Преподобный Тальбот неуверенно отступил назад и вдруг уперся во что-то твердое. Застыв, он на миг подумал, что утратил свой внутренний компас и попросту столкнулся со стеной. Вот уже много лет, как Элишу Тальбота не прижимал к себе иной человек — никто его даже не касался, если не считать рукопожатий. Теперь, однако, не было сомнений даже для него: теплые руки, обвившиеся вокруг пасторской груди и забравшие лампу, принадлежат постороннему существу. Хватка была полна страсти и грубости.
Придя опять в сознание, Тальбот в короткий миг вечности понял, что окружен совсем иной, непроницаемой тьмой. Едкий запах склепа проникал в легкие, но щеки царапала густая холодная влага, в рот заползала соль, в коей он узнал собственный пот, а из уголков глаз на лоб стекали слезы. И холод — холод был, точно в доме изо льда. Лишенное одежды тело лихорадочно сотрясалось. И совместно с холодом застывшую плоть поедал жар, неся с собой неведомое Тальбо-ту непереносимое чувство.
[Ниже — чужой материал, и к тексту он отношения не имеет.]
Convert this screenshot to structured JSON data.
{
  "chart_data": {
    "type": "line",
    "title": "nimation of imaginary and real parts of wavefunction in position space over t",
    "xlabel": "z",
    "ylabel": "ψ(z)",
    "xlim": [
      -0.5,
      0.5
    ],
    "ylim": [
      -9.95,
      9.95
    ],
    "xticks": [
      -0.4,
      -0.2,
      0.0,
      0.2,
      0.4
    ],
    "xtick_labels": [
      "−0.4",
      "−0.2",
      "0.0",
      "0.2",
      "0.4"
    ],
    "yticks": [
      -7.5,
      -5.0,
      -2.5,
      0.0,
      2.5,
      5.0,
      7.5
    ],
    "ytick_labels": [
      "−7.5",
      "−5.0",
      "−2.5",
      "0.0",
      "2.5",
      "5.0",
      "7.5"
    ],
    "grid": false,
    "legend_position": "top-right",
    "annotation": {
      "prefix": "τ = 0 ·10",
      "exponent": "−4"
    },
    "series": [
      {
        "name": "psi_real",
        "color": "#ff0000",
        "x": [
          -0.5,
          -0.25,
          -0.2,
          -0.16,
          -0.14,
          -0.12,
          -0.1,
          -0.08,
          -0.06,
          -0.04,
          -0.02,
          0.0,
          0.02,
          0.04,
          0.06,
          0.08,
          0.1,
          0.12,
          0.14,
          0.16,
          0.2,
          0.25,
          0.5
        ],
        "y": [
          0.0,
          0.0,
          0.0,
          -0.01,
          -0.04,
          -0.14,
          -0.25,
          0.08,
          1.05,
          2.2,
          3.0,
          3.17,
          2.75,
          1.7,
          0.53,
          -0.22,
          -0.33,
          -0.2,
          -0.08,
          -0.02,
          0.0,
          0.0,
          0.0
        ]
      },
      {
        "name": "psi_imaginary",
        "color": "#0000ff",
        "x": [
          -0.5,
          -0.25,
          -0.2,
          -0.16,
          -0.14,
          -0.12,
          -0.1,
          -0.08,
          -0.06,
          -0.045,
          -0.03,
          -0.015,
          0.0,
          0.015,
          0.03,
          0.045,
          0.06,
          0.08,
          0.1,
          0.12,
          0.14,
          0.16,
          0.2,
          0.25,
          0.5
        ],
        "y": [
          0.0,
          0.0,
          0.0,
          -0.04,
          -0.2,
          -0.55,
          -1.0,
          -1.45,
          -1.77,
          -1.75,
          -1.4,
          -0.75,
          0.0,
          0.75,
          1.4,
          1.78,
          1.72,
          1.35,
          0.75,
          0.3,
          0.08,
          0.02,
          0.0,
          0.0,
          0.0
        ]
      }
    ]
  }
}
Может, это ужасный кошмар? Ну да, конечно! Всему виной та редкостная дрянь, которую он в последнее время читал перед сном — чудовища, демоны и все в таком духе. И все же Тальбот не помнил, как выбирался из склепа, не помнил, чтобы подходил к скромному дому, обшитому досками персикового колера, не помнил, как наливал в умывальник воду. Он вообще не покидал подземного мира Кембриджа. Каким-то образом пастор определил, что удары сердца сместились вверх. Оно висело над ним, отчаянно колотясь и устремляя кровь вниз к голове. Тальбот дышал, слабо постанывая.